Overall it would be helpful if Rhino6 gets a simple RhinoCommon method to receive a list of neighbour indices per pointcloud point but for all points in a pointlcoud, preferable in a single line of code :wink:

c.

That is true. @clement, you can move the sample part outside of the loop since it only needs to be done once. We are just trying to get a random set of points for starting the search. That random set can be reused over and over again.

@stevebaer, i’ve tried that. It only changes from 65sec to 63sec with a 100K pointcloud and 10 neighbours for every pointcloud point. Using a pointcloud with 200K points, i still get a time increase to 570sec. So the random.sample is not the most important factor here i guess. It is the multiple calls of the tree.Search and the content in the search_callback.

One question: I see you are increasing the hit count value in the search_callback like so:

args.Tag[3] = call_count + 1

Is it technically possible to change the search_point (the center of the searchsphere) in the search_callback too ? I mean the whole cloud gets passed to the the search_callback, so if every cloud point is searched, it might prevent calling tree.Search so many times.

c.

@clement
After posting I already changed it to create rg.RTree.CreatePointCloudTree. :slight_smile:
But creating is not such a problem to find the overlapping indexes takes much more time. :frowning:
Is there a faster way to find overlapping indexes of two big pointclouds? Or at least a way to run it parallel (ghpythonlib.parallel.run).
rs.CullDuplicatePoints takes too long

Thanks.

@ZweiP, i guess we need to find out first why it runs so slow with single pointcloud before doing tests with 2 pointclouds. Doing any multiprocessed tests failed over here using System.Threading.Tasks, i guess the search_callback function is not threadsave.

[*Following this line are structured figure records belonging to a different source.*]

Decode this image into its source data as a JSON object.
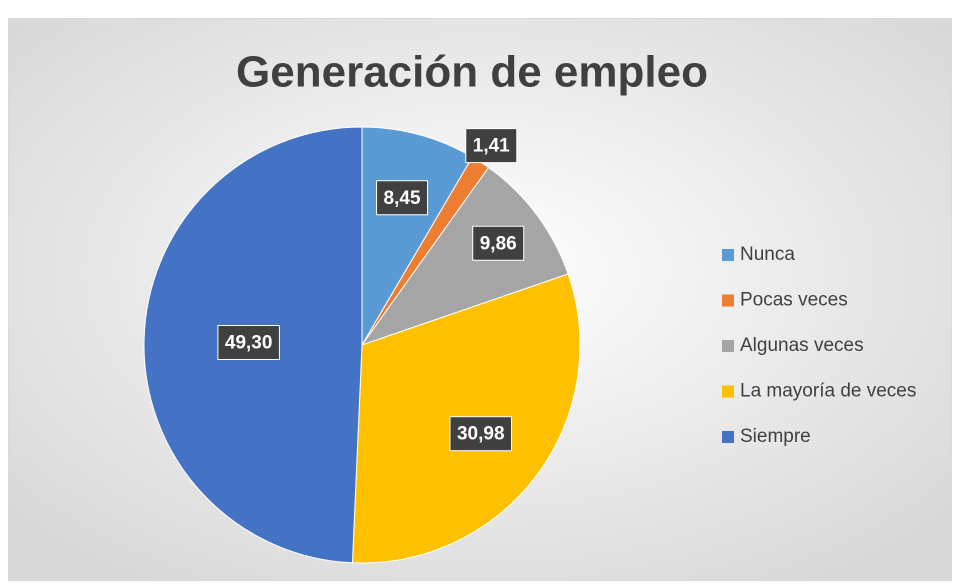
{
  "chart_data": {
    "type": "pie",
    "title": "Generación de empleo",
    "categories": [
      "Nunca",
      "Pocas veces",
      "Algunas veces",
      "La mayoría de veces",
      "Siempre"
    ],
    "values": [
      8.45,
      1.41,
      9.86,
      30.98,
      49.3
    ],
    "value_labels": [
      "8,45",
      "1,41",
      "9,86",
      "30,98",
      "49,30"
    ],
    "colors": [
      "#5b9bd5",
      "#ed7d31",
      "#a5a5a5",
      "#ffc000",
      "#4472c4"
    ],
    "legend": "right"
  }
}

@stevebaer, i´ve found some cases where the hitcount goes up the roof. The larger the pointcloud gets, the larger the peaks in hitcount gets eg. with a 10K cloud, i get occassionally this:

...
003 search called 4058 times for mesh with 10000 points
080 search called 8155 times for mesh with 10000 points
238 search called 1505 times for mesh with 10000 points
276 search called 6892 times for mesh with 10000 points
>>> 63 times hitcount above 1000

the first number is the index of a pointcloud point. Overall with a 10K pointcloud, i get 63 cases where the hitcount is above 1000. With a 100K pointcloud, the number of hitcounts above 1000 increases with the size of the pointcloud:

...
98273 search called 70320 times for mesh with 100000 points
98519 search called 5810 times for mesh with 100000 points
98544 search called 30178 times for mesh with 100000 points
>>> 750 times hitcount above 1000

Note that the peak values increased with the pointclount too.

c.

Those kind of numbers suggests there is a subtle bug in either my sample or in the underlying data structure. I’ll look into this some more.